When I graduated, I got a job at a childcare centre working a split shift. I was so thrilled and excited to begin doing the work that I loved. Once I began working, I quickly realized my job as an ECE was destabilizing my life. Because of my low pay, I could not justify the $15 cost of taking transit to work each day. So, every day, regardless of the weather, I would bike to work, back home at the end of my split shift, then bike back to work, and then bike home at the end of the day. It was a 20-minute ride four times a day, and combined with the physical demands of my work, I was exhausted. By the end of the day, biking up the large hill on my route home from work felt almost impossible.

Then COVID happened and the demands of my work and the daily pressures increased. I no longer got to spend one-on-one time with children, and spent most of my day sanitizing with bleach, which would sting my nose even through my double layered mask. In the afternoon at pick up, when I was outside with the toddlers, things almost felt normal. The children were laughing and playing, and I could wave to parents as they waited at the gate to pick up their children. At this point I had decided to leave the centre to go back to school and get my degree so I could hopefully make more money, but this glimmer of normalcy made me doubt my decision to leave, even when the work was crushing me.
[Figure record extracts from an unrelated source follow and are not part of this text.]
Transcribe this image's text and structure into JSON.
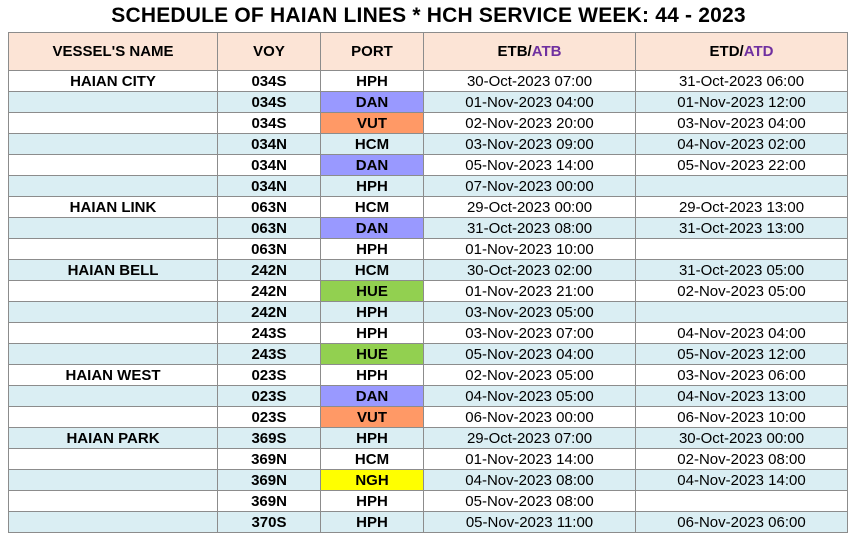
{
  "title": "SCHEDULE OF HAIAN LINES * HCH SERVICE WEEK: 44 - 2023",
  "headers": {
    "vessel": "VESSEL'S NAME",
    "voy": "VOY",
    "port": "PORT",
    "etb": "ETB",
    "etb_sep": "/",
    "atb": "ATB",
    "etd": "ETD",
    "etd_sep": "/",
    "atd": "ATD"
  },
  "colors": {
    "header_bg": "#fce4d6",
    "row_alt_bg": "#daeef3",
    "port_blue": "#9999ff",
    "port_orange": "#ff9966",
    "port_green": "#92d050",
    "port_yellow": "#ffff00",
    "accent_purple": "#7030a0"
  },
  "rows": [
    {
      "vessel": "HAIAN CITY",
      "voy": "034S",
      "port": "HPH",
      "port_color": "",
      "etb": "30-Oct-2023 07:00",
      "etd": "31-Oct-2023 06:00"
    },
    {
      "vessel": "",
      "voy": "034S",
      "port": "DAN",
      "port_color": "blue",
      "etb": "01-Nov-2023 04:00",
      "etd": "01-Nov-2023 12:00"
    },
    {
      "vessel": "",
      "voy": "034S",
      "port": "VUT",
      "port_color": "orange",
      "etb": "02-Nov-2023 20:00",
      "etd": "03-Nov-2023 04:00"
    },
    {
      "vessel": "",
      "voy": "034N",
      "port": "HCM",
      "port_color": "",
      "etb": "03-Nov-2023 09:00",
      "etd": "04-Nov-2023 02:00"
    },
    {
      "vessel": "",
      "voy": "034N",
      "port": "DAN",
      "port_color": "blue",
      "etb": "05-Nov-2023 14:00",
      "etd": "05-Nov-2023 22:00"
    },
    {
      "vessel": "",
      "voy": "034N",
      "port": "HPH",
      "port_color": "",
      "etb": "07-Nov-2023 00:00",
      "etd": ""
    },
    {
      "vessel": "HAIAN LINK",
      "voy": "063N",
      "port": "HCM",
      "port_color": "",
      "etb": "29-Oct-2023 00:00",
      "etd": "29-Oct-2023 13:00"
    },
    {
      "vessel": "",
      "voy": "063N",
      "port": "DAN",
      "port_color": "blue",
      "etb": "31-Oct-2023 08:00",
      "etd": "31-Oct-2023 13:00"
    },
    {
      "vessel": "",
      "voy": "063N",
      "port": "HPH",
      "port_color": "",
      "etb": "01-Nov-2023 10:00",
      "etd": ""
    },
    {
      "vessel": "HAIAN BELL",
      "voy": "242N",
      "port": "HCM",
      "port_color": "",
      "etb": "30-Oct-2023 02:00",
      "etd": "31-Oct-2023 05:00"
    },
    {
      "vessel": "",
      "voy": "242N",
      "port": "HUE",
      "port_color": "green",
      "etb": "01-Nov-2023 21:00",
      "etd": "02-Nov-2023 05:00"
    },
    {
      "vessel": "",
      "voy": "242N",
      "port": "HPH",
      "port_color": "",
      "etb": "03-Nov-2023 05:00",
      "etd": ""
    },
    {
      "vessel": "",
      "voy": "243S",
      "port": "HPH",
      "port_color": "",
      "etb": "03-Nov-2023 07:00",
      "etd": "04-Nov-2023 04:00"
    },
    {
      "vessel": "",
      "voy": "243S",
      "port": "HUE",
      "port_color": "green",
      "etb": "05-Nov-2023 04:00",
      "etd": "05-Nov-2023 12:00"
    },
    {
      "vessel": "HAIAN WEST",
      "voy": "023S",
      "port": "HPH",
      "port_color": "",
      "etb": "02-Nov-2023 05:00",
      "etd": "03-Nov-2023 06:00"
    },
    {
      "vessel": "",
      "voy": "023S",
      "port": "DAN",
      "port_color": "blue",
      "etb": "04-Nov-2023 05:00",
      "etd": "04-Nov-2023 13:00"
    },
    {
      "vessel": "",
      "voy": "023S",
      "port": "VUT",
      "port_color": "orange",
      "etb": "06-Nov-2023 00:00",
      "etd": "06-Nov-2023 10:00"
    },
    {
      "vessel": "HAIAN PARK",
      "voy": "369S",
      "port": "HPH",
      "port_color": "",
      "etb": "29-Oct-2023 07:00",
      "etd": "30-Oct-2023 00:00"
    },
    {
      "vessel": "",
      "voy": "369N",
      "port": "HCM",
      "port_color": "",
      "etb": "01-Nov-2023 14:00",
      "etd": "02-Nov-2023 08:00"
    },
    {
      "vessel": "",
      "voy": "369N",
      "port": "NGH",
      "port_color": "yellow",
      "etb": "04-Nov-2023 08:00",
      "etd": "04-Nov-2023 14:00"
    },
    {
      "vessel": "",
      "voy": "369N",
      "port": "HPH",
      "port_color": "",
      "etb": "05-Nov-2023 08:00",
      "etd": ""
    },
    {
      "vessel": "",
      "voy": "370S",
      "port": "HPH",
      "port_color": "",
      "etb": "05-Nov-2023 11:00",
      "etd": "06-Nov-2023 06:00"
    }
  ]
}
The fact was, I wanted to be in the toddler room, not back in school. But working as an ECE felt like being in an abusive relationship: I was given just enough hope to want to stay. The childcare system felt abusive, and I knew I had to leave. Leaving my job felt like I was betraying myself and the children and families I cared for. I desperately wanted to keep that part of myself alive and stay in the field, but the low wages left me with this impossible decision.
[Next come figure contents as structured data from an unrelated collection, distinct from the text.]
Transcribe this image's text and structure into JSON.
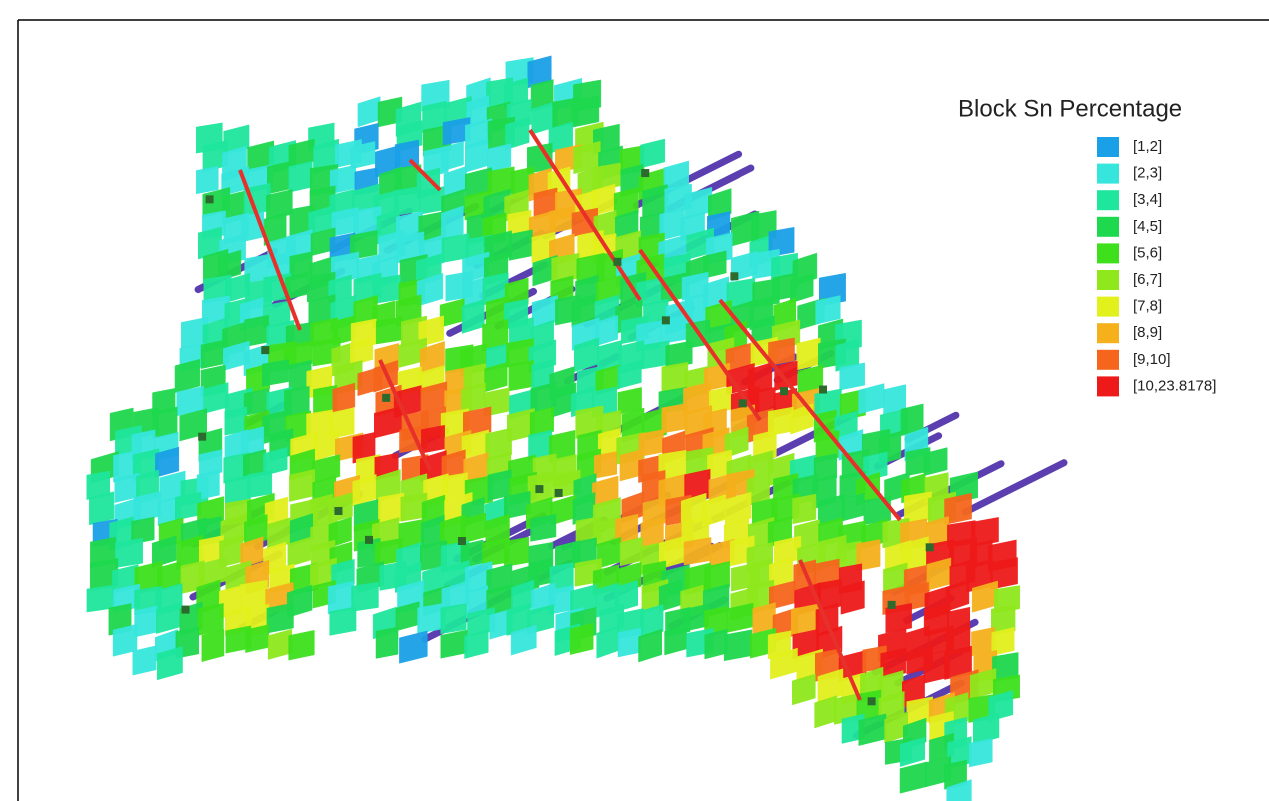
{
  "legend": {
    "title": "Block Sn Percentage",
    "items": [
      {
        "label": "[1,2]",
        "color": "#1aa0e6"
      },
      {
        "label": "[2,3]",
        "color": "#36e6dc"
      },
      {
        "label": "[3,4]",
        "color": "#1ee69c"
      },
      {
        "label": "[4,5]",
        "color": "#1ed84e"
      },
      {
        "label": "[5,6]",
        "color": "#3ee01c"
      },
      {
        "label": "[6,7]",
        "color": "#8ee81c"
      },
      {
        "label": "[7,8]",
        "color": "#e2f01c"
      },
      {
        "label": "[8,9]",
        "color": "#f5b01c"
      },
      {
        "label": "[9,10]",
        "color": "#f5661c"
      },
      {
        "label": "[10,23.8178]",
        "color": "#ee1a1a"
      }
    ]
  }
}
I left the job that I loved because I did not make enough money. I never thought I was a person who cared about money until I did not have enough. If I had been paid better, I would still be in that toddler room caring for and educating children and living my values as the ECE I know I could be. ECEs need better pay to stay in their jobs. Recruitment and retention are directly tied to starvation wages. I am an example of this. ECEs do not deserve to be so exhausted at the end of the day that they cannot climb the hill to get home. If the childcare system can take care of what matters by giving ECEs livable wages I know we will have a solid childcare system with ECEs who can afford to stay in their jobs.”